Allocazione di attivi , Michel Le Bras , Argomenti

Si prospettano tempi incerti per la FED ?

La storia ci insegna che la vita economica è scandita da cicli e che ad ogni periodo di crescita segue necessariamente una fine. L’attuale durata del ciclo economico negli Stati Uniti chiama in appello numerosi analisti e tutti i segnali che potrebbero prevederne le fine sono osservati attentamente. In tal senso, l'inclinazione della curva dei tassi d'interesse, uno dei temi che gli analisti prediligono, è considerata un utile strumento predittivo per gli sviluppi economici. Le previsioni degli operatori di mercato riflesse dalla sua forma possono a loro volta essere commentate come espressioni di una prevedibile minaccia inflazionistica o di una probabile recessione.

Il continuo appiattimento osservato negli Stati Uniti dall'inizio del 2013 suscita pertanto un grande interesse. Benché l'elezione di Trump del 2016 abbia rallentato questo processo, il movimento è ricominciato dall'inizio del 2017. Il recente calo dei rendimenti a lungo termine ha addirittura portato a un'inversione virtuale in alcuni segmenti. Pertanto, il divario tra il tasso dei titoli di Stato decennali e il tasso del Tesoro a 3 mesi è diventato negativo. La banca centrale statunitense, come dimostrato dai numerosi studi interni, è chiaramente allarmata a riguardo. 

Per gli investitori, che necessitano di allocare i propri attivi, questo argomento è di grande importanza. Dovremmo anticipare un cambio di politica delle autorità monetarie? In questo caso, dovremmo favorire azioni o obbligazioni?
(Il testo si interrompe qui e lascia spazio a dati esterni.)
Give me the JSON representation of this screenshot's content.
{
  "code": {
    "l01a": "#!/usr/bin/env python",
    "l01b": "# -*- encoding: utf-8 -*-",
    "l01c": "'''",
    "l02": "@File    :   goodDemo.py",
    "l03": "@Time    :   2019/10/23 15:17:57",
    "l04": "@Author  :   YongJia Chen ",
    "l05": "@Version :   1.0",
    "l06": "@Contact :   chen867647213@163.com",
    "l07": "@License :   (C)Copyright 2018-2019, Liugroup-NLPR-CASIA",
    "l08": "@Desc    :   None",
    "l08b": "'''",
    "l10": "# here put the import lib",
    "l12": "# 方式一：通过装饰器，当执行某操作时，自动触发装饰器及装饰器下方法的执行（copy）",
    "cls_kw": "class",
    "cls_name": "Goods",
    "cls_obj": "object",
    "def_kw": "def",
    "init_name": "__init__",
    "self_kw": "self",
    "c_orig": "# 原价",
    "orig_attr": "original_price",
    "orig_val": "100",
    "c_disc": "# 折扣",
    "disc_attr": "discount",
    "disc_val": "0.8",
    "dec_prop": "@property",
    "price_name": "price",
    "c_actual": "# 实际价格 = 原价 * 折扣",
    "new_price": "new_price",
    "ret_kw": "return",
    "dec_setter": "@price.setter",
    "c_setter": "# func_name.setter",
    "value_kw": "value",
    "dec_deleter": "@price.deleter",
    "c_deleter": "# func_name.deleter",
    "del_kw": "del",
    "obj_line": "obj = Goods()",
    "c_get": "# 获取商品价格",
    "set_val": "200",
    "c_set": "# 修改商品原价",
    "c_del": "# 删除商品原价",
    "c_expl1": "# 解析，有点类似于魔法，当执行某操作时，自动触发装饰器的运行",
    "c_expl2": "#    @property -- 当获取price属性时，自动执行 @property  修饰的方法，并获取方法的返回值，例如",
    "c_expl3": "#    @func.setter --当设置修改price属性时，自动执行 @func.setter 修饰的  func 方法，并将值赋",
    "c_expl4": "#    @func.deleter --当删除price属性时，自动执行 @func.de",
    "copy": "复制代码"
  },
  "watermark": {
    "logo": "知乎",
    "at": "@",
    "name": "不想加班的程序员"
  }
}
All'interno della stessa classe di attivi, l'allocazione dovrebbe essere modificata?

Per rispondere a queste domande, può essere utile conoscere la sequenza dei comportamenti storici dei diversi attivi in seguito a un tale evento, in particolare per quanto riguarda le decisioni della FED.

Si noti innanzitutto che negli ultimi 40 anni, una tale inversione della curva dei rendimenti del Tesoro USA (10 anni / 3 mesi) è stata seguita da una recessione (rettangoli rosa). 

Oltre l'identificazione dei periodi di recessione, l'interesse per un investitore è rivolto alle decisioni della FED e in particolare alle performance delle obbligazioni e delle azioni.



Qual è stata la reazione della FED alle ultime 3 inversioni di curva?

La FED ha sistematicamente abbassato i suoi tassi in un periodo che va da 6 a 13 mesi dopo questo evento, ovvero quasi contemporaneamente all'inizio di periodi di recessione.



In che modo si è comportato, da un punto di vista storico, il tasso dei titoli del Tesoro USA decennali dopo questo segnale di inversione?

Dopo il primo segnale di inversione, non si possono trarre conclusioni sul significato delle obbligazioni decennali. Invece, dopo il movimento della FED, il tasso decennale tende a prolungare il suo ribasso.



E i mercati azionari, come hanno reagito?

Non possiamo trarre conclusioni dopo l'inversione. Al contrario, i titoli azionari statunitensi hanno teso al ribasso (almeno inizialmente) dopo il primo taglio dei tassi della FED.

In considerazione di questi eventi, l'inversione fornisce pochi chiari segnali peri gestori.

Concentrarsi sulla prima mossa della FED dopo l'inversione ci insegna ad adottare maggiore prudenza sulle azioni e una certa fiducia nelle obbligazioni. Faremo quindi più attenzione ai prossimi interventi di J. Powell.